Do you notice something here?

The stories are personal. But they also help to establish an emotional connection and authority. Don’t talk about when you started your business, bought your office, or graduated college. Don’t even talk about your family or your kids.


However, if you can tell a harrowing, emotional, or inspiring story that explains why you do what you do, and why you’re the best person to work with, tell that story instead!

Please, stop it with the cheesy stock photos

Have you ever used stock photos of overly smiley faces? Maybe they have a headset?

Please stop it.

This is the most impersonal thing you can do, and NOBODY is buying it.

If you have a small business, you’re better off having photos of your ACTUAL employees and the work environment.

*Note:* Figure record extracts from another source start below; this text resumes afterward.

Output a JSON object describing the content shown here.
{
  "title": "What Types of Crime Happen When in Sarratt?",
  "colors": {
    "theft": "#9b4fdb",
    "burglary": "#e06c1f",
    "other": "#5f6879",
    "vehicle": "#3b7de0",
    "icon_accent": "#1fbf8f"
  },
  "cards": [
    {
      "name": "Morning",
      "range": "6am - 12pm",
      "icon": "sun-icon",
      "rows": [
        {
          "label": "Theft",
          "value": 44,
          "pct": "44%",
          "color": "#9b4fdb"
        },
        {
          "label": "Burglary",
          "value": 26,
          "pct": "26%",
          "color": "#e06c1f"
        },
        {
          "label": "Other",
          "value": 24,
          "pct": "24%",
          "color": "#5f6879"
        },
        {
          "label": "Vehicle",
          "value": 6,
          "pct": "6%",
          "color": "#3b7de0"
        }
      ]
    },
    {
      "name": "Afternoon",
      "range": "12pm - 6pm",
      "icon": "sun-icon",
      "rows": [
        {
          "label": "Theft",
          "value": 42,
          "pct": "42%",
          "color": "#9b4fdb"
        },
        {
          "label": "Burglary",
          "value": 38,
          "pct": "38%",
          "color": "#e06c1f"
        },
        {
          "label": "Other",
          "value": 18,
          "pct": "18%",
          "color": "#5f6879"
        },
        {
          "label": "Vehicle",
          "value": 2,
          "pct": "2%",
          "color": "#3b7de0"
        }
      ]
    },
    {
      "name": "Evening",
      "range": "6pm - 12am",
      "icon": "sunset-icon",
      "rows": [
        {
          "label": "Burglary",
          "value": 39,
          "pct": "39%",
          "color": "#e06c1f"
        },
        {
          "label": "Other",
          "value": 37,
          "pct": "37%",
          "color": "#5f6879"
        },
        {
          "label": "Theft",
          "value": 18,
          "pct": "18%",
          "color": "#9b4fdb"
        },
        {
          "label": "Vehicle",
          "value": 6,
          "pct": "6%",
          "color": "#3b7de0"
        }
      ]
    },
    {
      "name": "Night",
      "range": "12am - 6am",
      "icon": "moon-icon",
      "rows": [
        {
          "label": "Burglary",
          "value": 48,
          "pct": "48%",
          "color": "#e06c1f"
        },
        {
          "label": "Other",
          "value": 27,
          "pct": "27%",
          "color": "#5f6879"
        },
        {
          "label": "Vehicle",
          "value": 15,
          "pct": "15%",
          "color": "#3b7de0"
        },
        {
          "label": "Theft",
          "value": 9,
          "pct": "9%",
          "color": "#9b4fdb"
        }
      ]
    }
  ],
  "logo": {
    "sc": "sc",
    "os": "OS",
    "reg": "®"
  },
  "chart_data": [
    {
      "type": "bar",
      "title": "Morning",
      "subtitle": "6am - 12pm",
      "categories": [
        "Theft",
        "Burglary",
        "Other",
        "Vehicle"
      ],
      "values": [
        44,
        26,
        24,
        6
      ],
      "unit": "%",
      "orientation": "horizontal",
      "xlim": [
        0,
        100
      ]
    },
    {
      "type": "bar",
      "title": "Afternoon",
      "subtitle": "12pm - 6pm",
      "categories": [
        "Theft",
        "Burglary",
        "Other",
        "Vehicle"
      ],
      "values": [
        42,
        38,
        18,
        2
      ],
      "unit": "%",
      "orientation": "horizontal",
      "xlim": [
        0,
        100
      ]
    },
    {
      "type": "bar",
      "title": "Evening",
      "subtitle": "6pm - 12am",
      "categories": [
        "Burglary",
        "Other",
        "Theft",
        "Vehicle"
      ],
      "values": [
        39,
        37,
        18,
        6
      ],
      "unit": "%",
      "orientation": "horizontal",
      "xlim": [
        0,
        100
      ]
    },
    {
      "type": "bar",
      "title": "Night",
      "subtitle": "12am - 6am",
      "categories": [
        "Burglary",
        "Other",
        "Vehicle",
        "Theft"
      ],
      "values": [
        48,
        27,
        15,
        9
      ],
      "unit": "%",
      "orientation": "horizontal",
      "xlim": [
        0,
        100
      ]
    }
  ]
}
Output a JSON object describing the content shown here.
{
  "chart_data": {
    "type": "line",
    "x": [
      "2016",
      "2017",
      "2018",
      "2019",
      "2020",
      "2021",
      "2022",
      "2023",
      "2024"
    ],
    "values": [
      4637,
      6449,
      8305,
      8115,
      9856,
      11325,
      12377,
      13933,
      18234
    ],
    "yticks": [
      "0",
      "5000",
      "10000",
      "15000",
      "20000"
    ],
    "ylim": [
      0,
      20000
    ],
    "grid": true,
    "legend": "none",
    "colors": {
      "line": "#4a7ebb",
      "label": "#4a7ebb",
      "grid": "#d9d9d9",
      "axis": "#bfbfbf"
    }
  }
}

Even if they aren’t high quality, adding personal photos are going to have a higher impact.

This is especially true for bloggers.

If you’re a food blogger, take pictures of your food! If you’re a fashion blogger, take pictures in your curated outfits. I know this might sound insanely obvious, but because you can get a stock photo for almost anything under the sun, it’s so easy to use them as a substitute for your own photos.

Use your best judgement on this one. Think about the impact you want to make and how it relates to your brand. In many cases a stock photo will be appropriate, but if you overdue it your website will miss the personal touch that’s needed to establish a relationship with your visitors.

Well, does your website suck?

hopefully these tips help you to improve the quality of your site. Trust me, your visitors will be much happier about it.